What is trauma, anyway?

What is trauma, really?

According to the mental health charity Mind: “Going through very stressful, frightening or distressing events is sometimes called trauma. When we talk about emotional or psychological trauma, we might mean: situations or events we find traumatic. how we’re affected by our experiences.”

The key takeaway here is that trauma is personal and subjective. What’s traumatic to one person, isn’t necessarily traumatic to someone else.

Our neurology, our perception of the world, how equipped we are to fit in to the world and how suitable the world is for us – are all major factors which can be the root cause of trauma.

Trauma isn’t always cause by huge, life-changing events such as a road traffic accident, abuse, a major illness or the death of a loved one.

Trauma can be caused by a constant drip-drip-drip of events and situations in our life which leave us feeling confused, hurt, embarrassed, frightened and wary of exposing ourselves to those situations again.

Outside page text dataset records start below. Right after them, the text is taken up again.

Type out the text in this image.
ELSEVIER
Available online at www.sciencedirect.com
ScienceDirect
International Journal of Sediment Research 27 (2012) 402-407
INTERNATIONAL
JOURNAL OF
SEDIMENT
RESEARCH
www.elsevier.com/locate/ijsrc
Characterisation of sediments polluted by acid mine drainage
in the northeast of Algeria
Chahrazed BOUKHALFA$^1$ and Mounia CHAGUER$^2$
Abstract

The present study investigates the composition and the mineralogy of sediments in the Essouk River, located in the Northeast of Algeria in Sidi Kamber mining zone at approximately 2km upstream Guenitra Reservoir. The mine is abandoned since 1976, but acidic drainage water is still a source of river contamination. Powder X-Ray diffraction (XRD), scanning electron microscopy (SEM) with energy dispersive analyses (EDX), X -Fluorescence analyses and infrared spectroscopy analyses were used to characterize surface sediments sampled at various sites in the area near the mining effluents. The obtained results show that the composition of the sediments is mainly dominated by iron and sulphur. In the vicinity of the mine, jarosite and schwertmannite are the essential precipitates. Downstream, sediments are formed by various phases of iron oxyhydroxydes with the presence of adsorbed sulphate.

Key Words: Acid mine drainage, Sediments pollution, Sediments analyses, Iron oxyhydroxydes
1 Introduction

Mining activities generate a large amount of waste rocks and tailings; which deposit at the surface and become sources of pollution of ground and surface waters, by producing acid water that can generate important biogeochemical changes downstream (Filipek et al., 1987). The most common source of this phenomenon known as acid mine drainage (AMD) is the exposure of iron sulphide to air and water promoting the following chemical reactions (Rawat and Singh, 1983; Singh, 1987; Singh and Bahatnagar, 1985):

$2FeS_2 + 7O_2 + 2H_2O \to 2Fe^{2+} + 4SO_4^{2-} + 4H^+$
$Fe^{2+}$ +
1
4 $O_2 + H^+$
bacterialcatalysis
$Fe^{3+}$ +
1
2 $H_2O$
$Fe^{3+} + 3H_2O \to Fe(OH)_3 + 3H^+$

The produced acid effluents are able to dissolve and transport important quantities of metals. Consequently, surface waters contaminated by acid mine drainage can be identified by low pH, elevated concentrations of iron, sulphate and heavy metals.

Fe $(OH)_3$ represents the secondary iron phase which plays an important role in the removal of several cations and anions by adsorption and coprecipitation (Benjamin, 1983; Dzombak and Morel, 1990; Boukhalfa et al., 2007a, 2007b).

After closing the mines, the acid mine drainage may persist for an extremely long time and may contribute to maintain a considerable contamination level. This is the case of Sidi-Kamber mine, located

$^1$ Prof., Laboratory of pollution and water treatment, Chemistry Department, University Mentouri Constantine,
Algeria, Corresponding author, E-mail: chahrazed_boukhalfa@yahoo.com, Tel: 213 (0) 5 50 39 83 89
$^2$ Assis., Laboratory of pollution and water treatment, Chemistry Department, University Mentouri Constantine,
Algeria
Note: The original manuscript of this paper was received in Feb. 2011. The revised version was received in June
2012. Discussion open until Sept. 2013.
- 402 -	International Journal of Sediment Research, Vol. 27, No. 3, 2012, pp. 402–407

I talk about walking in my son’s shoes, and trying to see the world from his perspective. But truly, I can’t actually do this. I can try my best, but I’ll never really know exactly how he feels, and the things he worries about.

I’ll never truly know his trauma, and how it feels to carry that around on a daily basis. All I can do is listen when he talks, interpret his emotions and reactions the best I can, and not try and view his life through my own lens.

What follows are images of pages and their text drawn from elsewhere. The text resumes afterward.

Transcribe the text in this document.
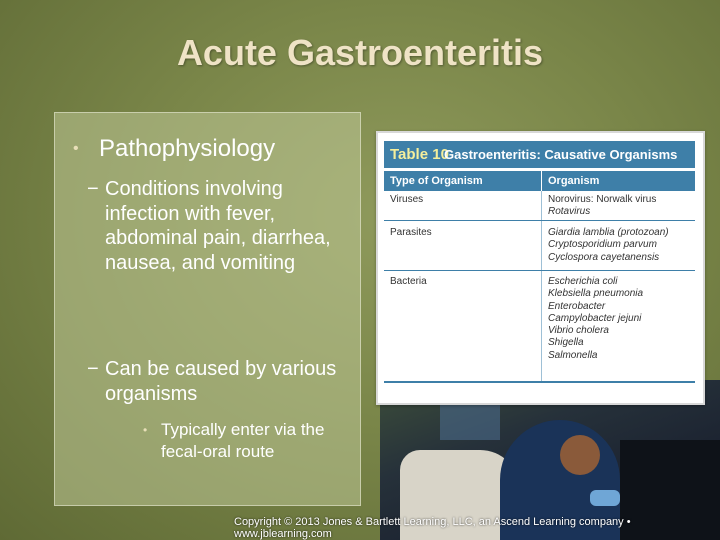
Acute Gastroenteritis
• Pathophysiology
− Conditions involving infection with fever, abdominal pain, diarrhea, nausea, and vomiting
− Can be caused by various organisms
• Typically enter via the fecal-oral route
Table 10
Gastroenteritis: Causative Organisms
Type of Organism	Organism
Viruses	Norovirus: Norwalk virus
Rotavirus
Parasites	Giardia lamblia (protozoan)
Cryptosporidium parvum
Cyclospora cayetanensis
Bacteria	Escherichia coli
Klebsiella pneumonia
Enterobacter
Campylobacter jejuni
Vibrio cholera
Shigella
Salmonella
Copyright © 2013 Jones & Bartlett Learning, LLC, an Ascend Learning company • www.jblearning.com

This is so hard to accomplish.

Just because someone doesn’t talk about something, it doesn’t mean they haven’t experienced trauma around it.

As parents of neurodivergent kids and young people, we’ve got to be detectives. Seeing clues, interpreting them, and trying to work out how our child is feeling.

We need to steer clear of creating a narrative whereby we think we KNOW how they feel, and can guess how certain situations and people will affect them.

Take for example yesterday when we went to an adult friend’s birthday party. JJ’s initial reaction was not to go.

He told me he didn’t want the same thing to happen at that party which had happened at previous parties (overstimulation resulting in meltdown, leading to sadness and regret.)

But, he expressed how he *wished* he could go. So I decided to support him in this. Our friends didn’t even have to be asked to make accommodations for him – they designated a quiet space which he could retreat to when he needed. They are GOOD people.

But, it turned out that after half an hour JJ had become severely overstimulated and couldn’t calm himself down. His emotions quickly snowballed and within minutes he was unable to control his actions or emotions.

We made it out, and after many heartbreaking tears of regret, gradually he calmed down. He was so, so sad that the party wasn’t a success. He wanted to be a part of it, so very badly. But for him there are just too many variables for parties to work (noise, bodies, food, distractions…the list goes on).

JJ *knew* this was going to happen. He told me!

His traumatic experiences from previous gatherings and parties were enough to let him voice this to me before he went. Yet I tried to make the situation work for him.

I wanted him to feel included with our friends, and enjoy being part of a typical social activity which the majority of people seem to thoroughly enjoy.

It didn’t work. And deep down I think I knew it wouldn’t. But I’m always hoping that I can change things enough for him to be able to participate. As this makes me feel like I’m doing something worthwhile to help him.

It’s not always going to work. And now JJ has a bit more trauma to add to his feeling about parties and gatherings.

I’m not beating myself up over it, I’ve learned to brush myself down and move on for the most part. Regrets are totally pointless after all.

So what’s the point of this post?

Don’t underestimate how trauma can creep in slowly, via a multitude of seemingly innocuous day-to-day experiences which most people don’t even seem to notice.

Face the trauma with your child if they can, name it if they can, and never underestimate the effect of the tiniest of experiences – and promise them that you will do your utmost so they will never have to be exposed to these situations again.

Of course, they will, you won’t always be able to protect them, that’s just a fact of life. But if we can give our kids the tools, strength and confidence to be able to advocate for themselves and say ‘I’m not doing that, it’s not for me, I can’t do it’ and be proud of themselves for knowing their limits…then that’s a win in my book.

And know when to stop and listen to them, so your own narrative doesn’t take over.